Props gathered for a photoshoot in the back yard, earlier this year
I saw a raven yesterday, leading me home from the airport, and another (or again, we don’t have a huge number of them here in the city) this morning, gronking above the house. This is unusual, thrilling.
I have had a freezing swim- the pool is now Canadacold, and I must channel the casual bravery of my friend Cynthia Fawcett (who is in fact from Canada and would probably break the ice on a pool to swim in it) to enter it.
In 21 days, I am locked, however briefly, into the swimming-pool eyes of Bryan Ferry. I am not prepared, but also not concerned. I am channelling my inner Carla Bruni, and stalking around in high heels as if it were trivial to stand over six feet and be afraid of nothing on earth. It’s not a stretch for me, I really actually am not afraid of anything.
I think I used to be slightly taller, but also, slightly more fearful, so. Trade-off.
Being here, being alone is intoxicating, but yes of course I miss my lover, my sons, the Other Cats, I miss Gilda Radner and Doriot and Hawaii and fresh peaches and Scott Bartky and my mother, and wish I could be everywhere at once, feel each thing in all places, pet every cat, catch every falling sparrow, kiss Bill morning and night, walk in Paris, swim in warm water, hike in the mountains, have breakfast with a friend, get drunk and dance, chat with a squirrel, drive my car, drive your car, sleep on the beach, ski, walk in the desert, swim naked at night, be alone and hold my children… all at once.
And I wish that I would never say anything badly.
But it doesn’t work that way. And anyway, about longing for what one does not have, as Evan says, it’s best to stop short of pining, which is a time sink.
I’m trying to get to know the person I am now, this person with so many questions and no questions, with different sight and blue eyes, who can suddenly recall large mounds of data and who swims in cold pools and can become a pillar of fire but yet is oddly (and not unpleasantly) hollowed out, like a log.
When my senses turned inside out like a Fortuneteller Bangle this summer, it was exciting and reassuring. I didn’t get any closer to the answers about why some true things are true, but over the past few months it has sunk in that maybe some answers are irrelevant, or non-existent.
Detail of a John Lautner space from the film Infinite Spaces: The Architecture of John Lautner
While I was skimming my pool that day this summer, the day my mind turned inside out, it was like a drug experience. I remember every second of it. Time slowed down, and old things slipped away.

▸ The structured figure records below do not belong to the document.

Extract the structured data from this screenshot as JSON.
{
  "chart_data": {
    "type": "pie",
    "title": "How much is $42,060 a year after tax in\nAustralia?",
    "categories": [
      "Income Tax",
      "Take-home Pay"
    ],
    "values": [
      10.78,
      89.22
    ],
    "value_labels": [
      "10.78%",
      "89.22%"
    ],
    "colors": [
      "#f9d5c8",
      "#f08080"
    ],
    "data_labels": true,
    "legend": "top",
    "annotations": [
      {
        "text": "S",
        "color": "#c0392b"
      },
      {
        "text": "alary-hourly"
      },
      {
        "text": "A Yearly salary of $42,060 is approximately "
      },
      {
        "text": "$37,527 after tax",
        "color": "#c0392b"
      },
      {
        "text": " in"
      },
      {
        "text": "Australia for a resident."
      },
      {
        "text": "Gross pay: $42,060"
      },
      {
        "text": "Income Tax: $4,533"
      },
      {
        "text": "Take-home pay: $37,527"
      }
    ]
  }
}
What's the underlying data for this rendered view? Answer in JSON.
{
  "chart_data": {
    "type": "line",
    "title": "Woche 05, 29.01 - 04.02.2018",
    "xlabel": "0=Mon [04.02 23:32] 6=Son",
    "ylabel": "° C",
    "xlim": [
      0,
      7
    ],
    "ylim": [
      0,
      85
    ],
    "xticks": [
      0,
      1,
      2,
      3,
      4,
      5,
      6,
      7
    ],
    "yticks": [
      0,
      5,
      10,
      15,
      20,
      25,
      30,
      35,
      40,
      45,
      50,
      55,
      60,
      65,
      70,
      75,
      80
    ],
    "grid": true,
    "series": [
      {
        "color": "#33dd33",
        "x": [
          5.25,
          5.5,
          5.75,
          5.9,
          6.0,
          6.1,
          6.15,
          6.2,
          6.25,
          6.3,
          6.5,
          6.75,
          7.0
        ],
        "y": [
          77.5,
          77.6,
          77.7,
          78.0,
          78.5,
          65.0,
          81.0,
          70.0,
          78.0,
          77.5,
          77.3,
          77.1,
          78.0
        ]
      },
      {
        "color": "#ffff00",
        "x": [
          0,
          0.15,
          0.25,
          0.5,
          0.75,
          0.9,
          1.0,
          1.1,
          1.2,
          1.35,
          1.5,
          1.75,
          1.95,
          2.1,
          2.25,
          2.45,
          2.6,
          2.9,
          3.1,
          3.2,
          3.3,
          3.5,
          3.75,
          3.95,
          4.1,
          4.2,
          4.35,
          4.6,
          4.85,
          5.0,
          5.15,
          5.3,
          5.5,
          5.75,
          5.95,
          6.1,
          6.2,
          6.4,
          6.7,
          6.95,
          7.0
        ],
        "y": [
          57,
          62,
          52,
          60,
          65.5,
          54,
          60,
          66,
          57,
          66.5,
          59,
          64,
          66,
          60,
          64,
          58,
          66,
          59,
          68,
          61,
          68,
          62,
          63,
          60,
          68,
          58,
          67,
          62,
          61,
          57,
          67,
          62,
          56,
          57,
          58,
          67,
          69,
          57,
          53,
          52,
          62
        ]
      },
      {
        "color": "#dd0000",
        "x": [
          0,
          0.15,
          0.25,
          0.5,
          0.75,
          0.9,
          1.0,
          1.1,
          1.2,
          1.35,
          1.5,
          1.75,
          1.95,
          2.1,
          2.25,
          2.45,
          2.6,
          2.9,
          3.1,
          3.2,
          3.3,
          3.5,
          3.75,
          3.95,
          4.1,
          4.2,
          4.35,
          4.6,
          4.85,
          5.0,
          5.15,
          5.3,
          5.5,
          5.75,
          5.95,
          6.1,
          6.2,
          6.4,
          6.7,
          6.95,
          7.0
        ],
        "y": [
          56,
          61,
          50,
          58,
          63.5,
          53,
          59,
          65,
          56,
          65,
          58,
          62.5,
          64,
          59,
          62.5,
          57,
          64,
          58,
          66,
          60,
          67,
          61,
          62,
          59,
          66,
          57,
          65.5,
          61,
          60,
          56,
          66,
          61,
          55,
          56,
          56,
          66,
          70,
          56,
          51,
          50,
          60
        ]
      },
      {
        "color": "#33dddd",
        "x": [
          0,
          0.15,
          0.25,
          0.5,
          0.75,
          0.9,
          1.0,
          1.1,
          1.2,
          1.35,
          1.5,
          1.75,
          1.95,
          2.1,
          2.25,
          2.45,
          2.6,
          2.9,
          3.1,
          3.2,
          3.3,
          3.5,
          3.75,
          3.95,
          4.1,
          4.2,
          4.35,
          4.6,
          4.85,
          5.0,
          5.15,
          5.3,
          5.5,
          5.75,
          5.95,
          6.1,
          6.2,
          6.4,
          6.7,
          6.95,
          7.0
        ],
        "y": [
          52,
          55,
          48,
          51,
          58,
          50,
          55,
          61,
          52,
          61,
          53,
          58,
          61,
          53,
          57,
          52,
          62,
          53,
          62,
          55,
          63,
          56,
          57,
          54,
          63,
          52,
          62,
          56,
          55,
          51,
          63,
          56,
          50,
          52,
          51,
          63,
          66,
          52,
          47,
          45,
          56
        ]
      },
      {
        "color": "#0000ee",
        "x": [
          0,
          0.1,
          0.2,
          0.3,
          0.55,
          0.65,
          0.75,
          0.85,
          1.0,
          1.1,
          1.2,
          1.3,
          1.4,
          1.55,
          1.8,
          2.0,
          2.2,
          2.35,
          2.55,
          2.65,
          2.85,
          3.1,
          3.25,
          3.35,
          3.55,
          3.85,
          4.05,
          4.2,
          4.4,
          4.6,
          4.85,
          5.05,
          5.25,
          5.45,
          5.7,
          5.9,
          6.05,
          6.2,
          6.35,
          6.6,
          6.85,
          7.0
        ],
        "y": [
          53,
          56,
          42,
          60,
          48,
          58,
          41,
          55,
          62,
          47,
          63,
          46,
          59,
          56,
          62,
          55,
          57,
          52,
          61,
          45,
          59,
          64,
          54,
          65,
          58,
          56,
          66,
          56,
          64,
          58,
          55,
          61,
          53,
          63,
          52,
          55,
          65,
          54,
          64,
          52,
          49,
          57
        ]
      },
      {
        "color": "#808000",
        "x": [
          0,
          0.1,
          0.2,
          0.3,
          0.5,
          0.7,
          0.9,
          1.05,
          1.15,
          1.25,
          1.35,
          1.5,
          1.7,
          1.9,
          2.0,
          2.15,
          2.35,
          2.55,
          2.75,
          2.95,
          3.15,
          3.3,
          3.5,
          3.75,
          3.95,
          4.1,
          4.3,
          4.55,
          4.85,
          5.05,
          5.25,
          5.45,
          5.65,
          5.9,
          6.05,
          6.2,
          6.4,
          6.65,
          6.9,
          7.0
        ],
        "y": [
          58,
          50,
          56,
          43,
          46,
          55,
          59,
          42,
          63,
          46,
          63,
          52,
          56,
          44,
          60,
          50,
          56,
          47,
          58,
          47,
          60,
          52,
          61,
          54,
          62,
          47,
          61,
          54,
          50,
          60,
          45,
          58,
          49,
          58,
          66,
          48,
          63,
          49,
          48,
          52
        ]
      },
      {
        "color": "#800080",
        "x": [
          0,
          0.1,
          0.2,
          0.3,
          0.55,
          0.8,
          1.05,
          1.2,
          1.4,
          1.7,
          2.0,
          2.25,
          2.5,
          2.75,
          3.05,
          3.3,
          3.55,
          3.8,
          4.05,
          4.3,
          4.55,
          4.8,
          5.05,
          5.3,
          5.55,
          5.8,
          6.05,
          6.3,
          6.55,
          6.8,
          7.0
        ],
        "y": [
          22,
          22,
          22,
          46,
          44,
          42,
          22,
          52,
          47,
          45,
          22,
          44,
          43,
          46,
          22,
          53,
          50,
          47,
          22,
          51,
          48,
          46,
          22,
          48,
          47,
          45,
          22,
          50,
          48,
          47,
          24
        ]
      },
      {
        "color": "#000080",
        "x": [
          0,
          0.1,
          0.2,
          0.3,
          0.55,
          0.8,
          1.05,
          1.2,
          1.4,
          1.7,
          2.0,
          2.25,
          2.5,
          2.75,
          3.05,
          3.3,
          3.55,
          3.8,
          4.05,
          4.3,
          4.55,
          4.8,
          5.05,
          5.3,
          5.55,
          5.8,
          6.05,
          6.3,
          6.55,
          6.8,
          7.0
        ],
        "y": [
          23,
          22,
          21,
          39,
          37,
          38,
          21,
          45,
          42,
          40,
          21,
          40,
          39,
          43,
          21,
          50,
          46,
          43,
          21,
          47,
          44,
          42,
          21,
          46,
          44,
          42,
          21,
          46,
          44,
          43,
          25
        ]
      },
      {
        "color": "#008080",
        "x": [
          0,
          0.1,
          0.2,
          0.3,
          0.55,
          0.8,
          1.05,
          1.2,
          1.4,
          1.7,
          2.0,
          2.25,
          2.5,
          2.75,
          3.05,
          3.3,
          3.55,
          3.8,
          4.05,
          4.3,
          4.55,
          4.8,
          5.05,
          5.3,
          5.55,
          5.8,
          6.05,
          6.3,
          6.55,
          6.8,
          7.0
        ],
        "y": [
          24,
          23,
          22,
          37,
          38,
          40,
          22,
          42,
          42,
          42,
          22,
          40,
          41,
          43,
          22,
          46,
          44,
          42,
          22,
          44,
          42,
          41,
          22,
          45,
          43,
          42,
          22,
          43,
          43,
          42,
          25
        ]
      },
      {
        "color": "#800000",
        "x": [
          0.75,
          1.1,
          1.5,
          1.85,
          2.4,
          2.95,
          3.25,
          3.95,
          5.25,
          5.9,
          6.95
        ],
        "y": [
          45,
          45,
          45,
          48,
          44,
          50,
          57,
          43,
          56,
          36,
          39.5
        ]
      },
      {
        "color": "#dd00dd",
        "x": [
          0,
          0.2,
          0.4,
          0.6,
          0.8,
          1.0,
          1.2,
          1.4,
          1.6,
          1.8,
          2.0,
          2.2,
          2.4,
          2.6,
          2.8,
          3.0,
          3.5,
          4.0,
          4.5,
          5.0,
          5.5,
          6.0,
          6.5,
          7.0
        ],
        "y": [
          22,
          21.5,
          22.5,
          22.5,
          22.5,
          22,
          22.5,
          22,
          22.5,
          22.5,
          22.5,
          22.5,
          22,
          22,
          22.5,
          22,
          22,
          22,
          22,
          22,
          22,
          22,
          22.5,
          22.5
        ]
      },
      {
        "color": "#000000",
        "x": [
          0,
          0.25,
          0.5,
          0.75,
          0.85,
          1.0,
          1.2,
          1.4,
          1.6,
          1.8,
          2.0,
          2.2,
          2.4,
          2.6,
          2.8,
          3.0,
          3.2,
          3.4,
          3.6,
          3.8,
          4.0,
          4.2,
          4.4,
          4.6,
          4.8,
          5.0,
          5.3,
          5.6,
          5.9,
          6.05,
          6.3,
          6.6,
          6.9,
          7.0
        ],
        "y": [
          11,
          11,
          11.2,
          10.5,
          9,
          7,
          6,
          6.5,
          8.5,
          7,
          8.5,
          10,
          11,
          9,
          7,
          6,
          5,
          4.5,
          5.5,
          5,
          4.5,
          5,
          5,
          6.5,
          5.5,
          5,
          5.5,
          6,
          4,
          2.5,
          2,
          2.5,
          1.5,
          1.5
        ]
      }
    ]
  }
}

Words seem small, useless, to talk about it.
I study Da Vinci’s geometric forms again, suspiciously, joyfully, having a better sense now of what he was drawing but not what he was looking at. I think about drawing the shapes I see, but either it’s not that simple, or I need to let go of more before I can see better.
I can feel that even after everything I’ve set down, given away, or stopped doing, that there is still everything to take off.
I am reminded of Eustace, and his dragon-skin, and I know that help is available, if I slow down enough to let it come.